Dying and living with contradictory convictions

by Ken Howcroft.

There is a beautiful prayer at the end of some of the funeral services in The Methodist Worship Book (1999) (eg para 19E on p. 459).

Bring us, Lord our God,
at our last awakening,
into the house and gate of heaven,
to enter into that gate,
and dwell in that house,
where there shall be
no darkness nor dazzling,
but one equal light;
no noise nor silence,
but one equal music;
no fears nor hopes,
but one equal possession;
no ends nor beginnings,
but one equal eternity;
in the habitation of your glory and dominion,
world without end. Amen.

That prayer is based on a section of a sermon preached by John Donne in Whitehall on 29 February 1628. The text reads   

… They shall awake as Jacob did, and say as Jacob said Surely the Lord is in this place and this is no other but the house of God, and the gate of heaven, And into that gate they shall enter, and in that house they shall dwell, where there shall be no Cloud nor Sun, no darkness nor dazzling, but one equal light, no noise nor silence, but one equal music, no fears nor hopes but one equal possession, no foes nor friends, but one equal communion and identity, no ends nor beginnings but one equal eternity…

So far as I can discover it was edited into a prayer by the Anglican Eric Milner-White, who also developed the service of Nine Lessons and Carols for King’s College, Christmas. It appears in number 59 of the fourth edition of After the Third Collect (Mowbray, 1952) which he edited. The Worship Book seems to take over this version directly.
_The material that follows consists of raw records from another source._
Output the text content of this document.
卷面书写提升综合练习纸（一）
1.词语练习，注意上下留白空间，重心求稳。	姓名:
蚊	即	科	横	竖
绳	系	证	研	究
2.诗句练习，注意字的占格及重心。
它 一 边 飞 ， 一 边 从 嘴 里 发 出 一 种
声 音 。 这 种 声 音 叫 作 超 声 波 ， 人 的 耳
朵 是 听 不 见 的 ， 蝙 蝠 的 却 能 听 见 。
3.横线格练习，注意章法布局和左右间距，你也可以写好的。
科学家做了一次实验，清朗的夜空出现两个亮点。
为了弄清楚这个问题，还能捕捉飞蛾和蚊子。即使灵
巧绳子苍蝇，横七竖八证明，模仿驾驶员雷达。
The opening and closing phrases of the prayer have clearly been introduced to turn Donne’s phrases into a prayer. What interests me though is one phrase of Donne’s that Milner-White and therefore the Worship Book omit, “no friends or foes but one equal communion and identity”. Was that considered wrong or simply unsuitable because it made people feel too uncomfortable?

All of Donne’s images seem to be saying that God’s love or ‘heaven’ holds together what we might call binary opposites or contradictory convictions and experiences in a way that makes them complementary to each other and eventually transcends them. But if that is what God’s love is like, we cannot leave it all to whatever we imagine happens as and after we die. If Jesus embodies or incarnates what this love of God is like in his earthly ministry and in his death and resurrection, so as we are drawn into becoming his body here on earth and start to develop ‘his mind in us’, we ought to be practicing and modelling it so far as we are able in our lives and in the life of the world around us. Doing so is much needed in a time when problems resulting from climate change, war, migration, poverty seem to be symptoms of an increasingly broken and fragmenting world; a time when all conversation about them is politicised and then polarised and reduced to wars of personality cults; and a time when even the life of churches is more absorbed by conflict within each denomination than differences between them.

Do we have to learn again how to stand for truth and at the same time love those who do not see truth as we do? Do we have to relearn how to love both friend and foe alike, recognising that God loves them both, and also recognising that love means being open to perceive God in them all, to celebrate God in them all, and to receive from God through them all? As we hold both friend and foe together, and allow ourselves to be transformed and transcended with them, we shall discover, says Donne, an equal communion and identity. This is the only example he gives which has a double emphasis. It is about how the one and the many belong together. We live in a world where everything, including faith, is increasingly individualised, privatised and interiorised. That potentially skews any thinking about ‘identity’. Amongst the most radical statements in God in Love Unites Us were the opening ones that God has made us (in God’s image) to be in relationships (to relate to God and to relate to others) and to relate as sexual beings (including aspects of sex, gender and sexuality). So we find our identity in and through communion, including the communion of saints.

4 thoughts on “Dying and living with contradictory convictions”

  1. Thank you Ken for presenting us with these wonderful words! For me that last paragraph and the words “no friends or foes but one equal communion and identity” reflected the sense of the universal nature of God’s love for all people. I found the same ideas in “The Universal Christ” by Richard Rohr. This makes sense, but could we go further and cast doubt on the idea of individual salvation, individual piety, religious contemplative practices, redemption and atonement, in fact any suggestion that we can have an individual relationship with God?